Why new CLL and SLL treatment options are needed
Over the past decade, the introduction of medications known as covalent Bruton’s tyrosine kinase (BTK) inhibitors has substantially improved outcomes for patients with CLL/SLL. However, these treatments are not curative, and many patients discontinue them due to progression of their CLL/SLL or side effects. As a result, there is a critical need for additional therapeutic options.
Recognizing this challenge, Dr. Krish Patel collaborated with researchers in 10 countries to conduct a phase 1-2 trial to evaluate the efficacy and safety of Pirtobrutinib, a noncovalent (reversible) Bruton’s tyrosine kinase (BTK) inhibitor, in patients with relapsed or treatment-resistant b-cell cancers such as CLL and SLL.
Phase 1-2 trial shows promising results
The phase 1-2 trial (the BRUIN trial) involved 317 patients diagnosed with CLL or SLL, including 247 who had previously received a covalent BTK inhibitor. Patients were enrolled from sites in 10 countries between March 2019 and July 2022. The primary objective was to assess the overall response (partial response or better) using independent review, with secondary endpoints focusing on progression-free survival and safety.
The researchers reported compelling efficacy results among patients who had previously received a covalent BTK inhibitor, thereby offering renewed hope to those with limited treatment options. Throughout the trial, the most commonly observed adverse events included infections, bleeding, and neutropenia, which is an abnormally low count of a type of white blood cell.
“Patients with CLL/SLL who experience progression of their disease on covalent BTK inhibitors, unfortunately, may have limited options for further therapy," explains Dr.

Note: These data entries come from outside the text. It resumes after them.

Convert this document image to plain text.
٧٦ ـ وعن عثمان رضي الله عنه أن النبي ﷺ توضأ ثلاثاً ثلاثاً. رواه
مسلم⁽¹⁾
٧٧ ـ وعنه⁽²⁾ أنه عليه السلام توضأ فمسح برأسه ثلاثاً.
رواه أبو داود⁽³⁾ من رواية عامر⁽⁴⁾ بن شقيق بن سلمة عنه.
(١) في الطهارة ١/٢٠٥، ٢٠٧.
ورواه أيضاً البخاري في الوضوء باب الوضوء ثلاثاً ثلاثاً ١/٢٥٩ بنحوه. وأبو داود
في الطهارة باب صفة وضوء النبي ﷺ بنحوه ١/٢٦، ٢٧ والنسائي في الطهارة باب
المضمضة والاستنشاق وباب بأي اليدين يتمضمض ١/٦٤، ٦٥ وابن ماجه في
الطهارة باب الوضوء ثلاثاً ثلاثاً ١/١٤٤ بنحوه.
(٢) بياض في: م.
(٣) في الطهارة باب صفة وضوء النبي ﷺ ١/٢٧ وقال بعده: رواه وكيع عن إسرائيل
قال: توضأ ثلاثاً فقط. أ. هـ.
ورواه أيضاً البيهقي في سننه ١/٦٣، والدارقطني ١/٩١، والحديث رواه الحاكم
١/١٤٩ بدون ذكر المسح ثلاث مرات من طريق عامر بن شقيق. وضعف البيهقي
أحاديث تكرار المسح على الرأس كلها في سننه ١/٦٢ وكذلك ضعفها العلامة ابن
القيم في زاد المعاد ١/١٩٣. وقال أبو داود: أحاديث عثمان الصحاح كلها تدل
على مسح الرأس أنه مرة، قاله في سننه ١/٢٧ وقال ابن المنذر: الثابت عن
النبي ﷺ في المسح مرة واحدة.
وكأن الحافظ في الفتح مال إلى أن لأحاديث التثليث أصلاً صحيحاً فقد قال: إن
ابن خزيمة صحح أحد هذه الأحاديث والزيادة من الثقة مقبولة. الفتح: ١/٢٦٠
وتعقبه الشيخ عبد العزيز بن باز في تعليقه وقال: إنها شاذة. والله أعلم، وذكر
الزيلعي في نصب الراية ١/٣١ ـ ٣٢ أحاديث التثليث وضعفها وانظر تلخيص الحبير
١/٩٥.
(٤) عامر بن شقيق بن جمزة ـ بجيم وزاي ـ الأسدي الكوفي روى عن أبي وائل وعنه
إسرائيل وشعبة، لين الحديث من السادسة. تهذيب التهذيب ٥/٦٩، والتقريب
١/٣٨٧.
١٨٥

Patel. "Targeting BTK has proven a crucial strategy in the treatment of CLL/SLL, and in the BRUIN trial, we demonstrate that we can continue to effectively target BTK with Pirtobrutinib, a non-covalent BTK inhibitor, even when existing BTK inhibitors are no longer effective. Pirtobrutinib will potentially offer many patients with CLL/SLL the potential for further improved outcomes."
This research sheds light on the potential of Pirtobrutinib as a viable treatment option for patients with CLL and SLL who have exhausted previous therapies. The findings highlight the importance of ongoing research and collaboration within the scientific community to identify new approaches to combat aggressive forms of leukemia and were highlighted in a NEJM editorial outlining the science behind this study.
While further studies and clinical trials are needed to solidify these findings, these discoveries offer renewed optimism to those affected by this challenging disease and its manifestations.